The three physicists, John Ahearne, director of the ethics of program of the scientific research society Sigma Xi, Richard Garwin, an IBM fellow emeritus, and Frank von Hippel ’59, professor of public and international affairs at Princeton, urge MIT to take action, writing that they are concerned that MIT “appears to have taken the [Missile Defense Agency’s] edict as legitimate.”

“We believe that MIT’s position should simply be that it will not manage research whose integrity it is not allowed to verify,” they write.

Hockfield’s response to the letter said that MIT is continuing to seek an investigation.

“The underlying issues are matters of governance and oversight, not missile defense technology,” said MIT Professor of Physics Daniel Kleppner in an e-mail. Kleppner recently co-chaired an American Physical Society panel investigating boost-phase intercept missile defense systems.

“The allegations of Professor Postol are serious and the ball is clearly in MIT’s court,” he wrote. “The community deserves to be informed and I look forward to seeing MIT’s response.”

Committee looking into process

As announced by President Hockfield in the October faculty meeting, Provost L. Rafael Reif has appointed a committee to look into the process, but not the specific allegations, associated with the Lincoln Laboratory investigation. The committee is chaired by Canizares, and also includes Institute Professor Mildred S. Dresselhaus, Professor J. David Litster PhD ’65, formerly Vice President of Research, and Dr. Gerald Dinneen, former director of Lincoln Laboratory.

Postol said that he believes the selection of Litster is inappropriate, in part because Litster was vice president of research when MIT appointed the CEO of Raytheon, Dennis Picard, to its oversight committee. At that time, the Patriot missile made by Raytheon was under fire in part because of Postol, whose allegations the Pentagon later agreed with. Litster was also involved in an inquiry at MIT related to Postol’s allegations about the Patriot.

Litster said in an e-mail that because he was a Canadian citizen while he served as vice president for research, “Lincoln Lab never reported to me and I have never been involved with selecting members of the Laboratory Advisory Committee.”

Canizares said it was “very likely” that the committee would contact Postol, and that “we’ve just gotten underway.”

The committee will “try to identify factors that made this allegation difficult to resolve,” Canizares said, in particular whether any changes to MIT’s policies, procedures, or practices “might help us avoid having so many frustrating delays in the future.”

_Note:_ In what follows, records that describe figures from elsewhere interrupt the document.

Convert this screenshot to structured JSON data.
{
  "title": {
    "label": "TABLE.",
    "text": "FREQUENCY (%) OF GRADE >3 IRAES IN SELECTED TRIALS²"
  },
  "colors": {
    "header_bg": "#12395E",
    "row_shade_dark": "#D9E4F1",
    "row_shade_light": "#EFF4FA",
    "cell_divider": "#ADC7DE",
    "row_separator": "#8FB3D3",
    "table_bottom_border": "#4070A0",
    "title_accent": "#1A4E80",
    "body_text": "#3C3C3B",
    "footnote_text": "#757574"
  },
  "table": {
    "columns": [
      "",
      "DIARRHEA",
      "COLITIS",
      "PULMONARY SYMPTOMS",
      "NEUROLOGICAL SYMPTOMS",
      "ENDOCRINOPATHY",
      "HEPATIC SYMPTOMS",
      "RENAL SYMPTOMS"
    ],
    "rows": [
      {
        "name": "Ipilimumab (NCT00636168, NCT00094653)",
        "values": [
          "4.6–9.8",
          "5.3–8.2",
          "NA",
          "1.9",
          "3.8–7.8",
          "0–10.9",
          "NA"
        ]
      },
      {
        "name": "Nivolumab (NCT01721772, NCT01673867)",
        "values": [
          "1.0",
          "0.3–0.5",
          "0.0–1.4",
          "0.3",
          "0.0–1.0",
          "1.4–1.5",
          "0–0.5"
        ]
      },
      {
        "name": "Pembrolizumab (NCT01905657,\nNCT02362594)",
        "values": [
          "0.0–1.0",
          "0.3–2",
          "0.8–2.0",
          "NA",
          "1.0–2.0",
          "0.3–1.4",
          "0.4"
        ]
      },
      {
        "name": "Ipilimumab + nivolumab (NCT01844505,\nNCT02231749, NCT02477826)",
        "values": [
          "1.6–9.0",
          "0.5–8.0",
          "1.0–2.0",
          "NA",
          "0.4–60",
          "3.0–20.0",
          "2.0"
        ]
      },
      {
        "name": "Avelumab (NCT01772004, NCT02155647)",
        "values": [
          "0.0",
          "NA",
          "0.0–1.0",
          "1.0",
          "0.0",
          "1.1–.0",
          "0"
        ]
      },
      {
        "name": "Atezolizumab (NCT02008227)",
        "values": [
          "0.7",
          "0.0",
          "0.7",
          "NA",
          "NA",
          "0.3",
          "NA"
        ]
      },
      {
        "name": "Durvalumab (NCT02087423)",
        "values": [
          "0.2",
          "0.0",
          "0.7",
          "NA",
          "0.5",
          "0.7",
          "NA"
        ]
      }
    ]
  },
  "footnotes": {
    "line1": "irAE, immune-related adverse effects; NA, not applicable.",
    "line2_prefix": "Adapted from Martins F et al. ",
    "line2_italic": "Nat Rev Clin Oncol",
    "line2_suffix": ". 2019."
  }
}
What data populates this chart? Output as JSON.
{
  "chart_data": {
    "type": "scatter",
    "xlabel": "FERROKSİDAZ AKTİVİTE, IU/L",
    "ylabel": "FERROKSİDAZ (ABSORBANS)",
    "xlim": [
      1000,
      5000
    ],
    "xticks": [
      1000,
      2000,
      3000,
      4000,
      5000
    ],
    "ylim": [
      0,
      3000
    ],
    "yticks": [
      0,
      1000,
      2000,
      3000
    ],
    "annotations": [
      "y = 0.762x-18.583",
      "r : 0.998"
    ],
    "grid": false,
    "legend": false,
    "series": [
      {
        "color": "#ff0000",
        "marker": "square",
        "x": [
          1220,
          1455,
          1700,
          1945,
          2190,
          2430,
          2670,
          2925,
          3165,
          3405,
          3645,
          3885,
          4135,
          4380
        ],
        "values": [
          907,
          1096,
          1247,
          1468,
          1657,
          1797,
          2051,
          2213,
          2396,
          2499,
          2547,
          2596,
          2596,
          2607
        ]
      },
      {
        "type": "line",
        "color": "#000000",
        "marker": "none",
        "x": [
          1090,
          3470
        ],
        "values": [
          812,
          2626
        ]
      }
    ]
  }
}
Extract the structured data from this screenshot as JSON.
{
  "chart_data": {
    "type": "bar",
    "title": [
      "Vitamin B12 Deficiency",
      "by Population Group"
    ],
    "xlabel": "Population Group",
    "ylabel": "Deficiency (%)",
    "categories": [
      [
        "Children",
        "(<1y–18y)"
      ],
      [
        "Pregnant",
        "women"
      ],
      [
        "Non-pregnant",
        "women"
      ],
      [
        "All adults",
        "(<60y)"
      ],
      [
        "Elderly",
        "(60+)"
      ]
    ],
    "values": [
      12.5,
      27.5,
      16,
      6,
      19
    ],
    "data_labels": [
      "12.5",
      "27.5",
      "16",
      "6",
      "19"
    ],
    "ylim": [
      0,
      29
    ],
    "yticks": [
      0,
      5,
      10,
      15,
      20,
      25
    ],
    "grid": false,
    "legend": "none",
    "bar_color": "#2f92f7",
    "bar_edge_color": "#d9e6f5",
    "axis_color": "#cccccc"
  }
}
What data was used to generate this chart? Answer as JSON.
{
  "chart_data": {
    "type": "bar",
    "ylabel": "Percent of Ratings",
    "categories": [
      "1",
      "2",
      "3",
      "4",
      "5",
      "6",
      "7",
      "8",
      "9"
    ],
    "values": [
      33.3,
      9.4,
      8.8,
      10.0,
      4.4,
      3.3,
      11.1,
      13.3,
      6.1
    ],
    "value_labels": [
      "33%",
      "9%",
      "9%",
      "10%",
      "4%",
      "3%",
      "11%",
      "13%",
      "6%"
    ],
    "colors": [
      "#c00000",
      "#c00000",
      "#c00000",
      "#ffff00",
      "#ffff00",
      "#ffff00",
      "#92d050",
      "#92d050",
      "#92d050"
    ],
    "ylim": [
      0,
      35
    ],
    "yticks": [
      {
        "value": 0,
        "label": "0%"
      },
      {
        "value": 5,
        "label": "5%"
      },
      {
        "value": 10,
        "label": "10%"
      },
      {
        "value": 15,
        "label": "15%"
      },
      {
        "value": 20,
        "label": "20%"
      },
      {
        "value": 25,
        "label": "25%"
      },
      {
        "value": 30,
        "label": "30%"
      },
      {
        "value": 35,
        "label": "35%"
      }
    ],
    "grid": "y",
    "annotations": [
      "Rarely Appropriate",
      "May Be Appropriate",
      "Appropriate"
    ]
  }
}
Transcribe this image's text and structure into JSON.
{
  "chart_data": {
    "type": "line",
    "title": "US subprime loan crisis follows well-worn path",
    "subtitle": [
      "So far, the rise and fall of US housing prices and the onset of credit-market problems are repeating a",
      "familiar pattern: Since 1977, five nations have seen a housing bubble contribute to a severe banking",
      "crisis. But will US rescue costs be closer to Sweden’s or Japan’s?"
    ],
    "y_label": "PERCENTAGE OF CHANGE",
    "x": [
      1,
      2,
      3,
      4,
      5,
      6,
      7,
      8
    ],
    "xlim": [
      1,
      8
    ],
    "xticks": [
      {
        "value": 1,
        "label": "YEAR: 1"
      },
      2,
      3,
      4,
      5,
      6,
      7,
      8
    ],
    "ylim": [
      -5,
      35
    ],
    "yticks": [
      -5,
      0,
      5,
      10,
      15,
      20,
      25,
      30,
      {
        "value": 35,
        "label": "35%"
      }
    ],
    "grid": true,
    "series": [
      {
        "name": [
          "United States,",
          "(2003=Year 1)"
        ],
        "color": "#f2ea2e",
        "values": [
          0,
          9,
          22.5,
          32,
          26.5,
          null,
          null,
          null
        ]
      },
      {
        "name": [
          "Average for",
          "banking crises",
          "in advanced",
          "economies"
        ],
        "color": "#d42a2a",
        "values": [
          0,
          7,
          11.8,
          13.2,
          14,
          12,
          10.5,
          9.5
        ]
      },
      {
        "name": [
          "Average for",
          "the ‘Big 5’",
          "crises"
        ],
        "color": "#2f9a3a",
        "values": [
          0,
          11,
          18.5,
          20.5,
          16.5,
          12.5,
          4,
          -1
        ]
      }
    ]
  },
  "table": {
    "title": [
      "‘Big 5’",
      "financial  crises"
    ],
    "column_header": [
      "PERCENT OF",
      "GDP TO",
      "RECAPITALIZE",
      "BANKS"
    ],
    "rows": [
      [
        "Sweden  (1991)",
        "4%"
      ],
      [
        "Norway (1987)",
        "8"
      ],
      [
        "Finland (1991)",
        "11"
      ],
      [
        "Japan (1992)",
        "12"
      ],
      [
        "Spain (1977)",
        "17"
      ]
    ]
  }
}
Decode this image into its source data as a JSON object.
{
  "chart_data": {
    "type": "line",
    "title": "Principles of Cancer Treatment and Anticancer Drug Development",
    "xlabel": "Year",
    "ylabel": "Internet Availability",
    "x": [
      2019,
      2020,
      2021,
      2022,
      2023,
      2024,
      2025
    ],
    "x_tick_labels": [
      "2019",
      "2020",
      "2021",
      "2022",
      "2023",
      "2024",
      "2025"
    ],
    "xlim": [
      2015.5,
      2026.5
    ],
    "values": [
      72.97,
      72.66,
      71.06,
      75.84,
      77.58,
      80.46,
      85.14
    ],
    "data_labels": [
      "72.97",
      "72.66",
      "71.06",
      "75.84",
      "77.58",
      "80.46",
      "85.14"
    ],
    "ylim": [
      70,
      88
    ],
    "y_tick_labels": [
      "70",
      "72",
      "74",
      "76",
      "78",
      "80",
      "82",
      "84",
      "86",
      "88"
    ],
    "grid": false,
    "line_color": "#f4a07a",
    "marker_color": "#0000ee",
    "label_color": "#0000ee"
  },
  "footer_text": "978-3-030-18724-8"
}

“It’s also important that people realize that we are not in any way trying to assess the allegation itself. That’s somebody else’s job,” he said.

He said his committee hopes to complete their work early in 2006, though he would “rather get the job done right than get it done by a specific deadline.”

He said he anticipates that the committee will make a public report, but “we’re not going to be able to say anything about what we’re finding until we’re done.”

Additionally, Hockfield said last week in her Miller lecture that she is continuing “efforts at the highest level of government” regarding the Lincoln Laboratory case specifically.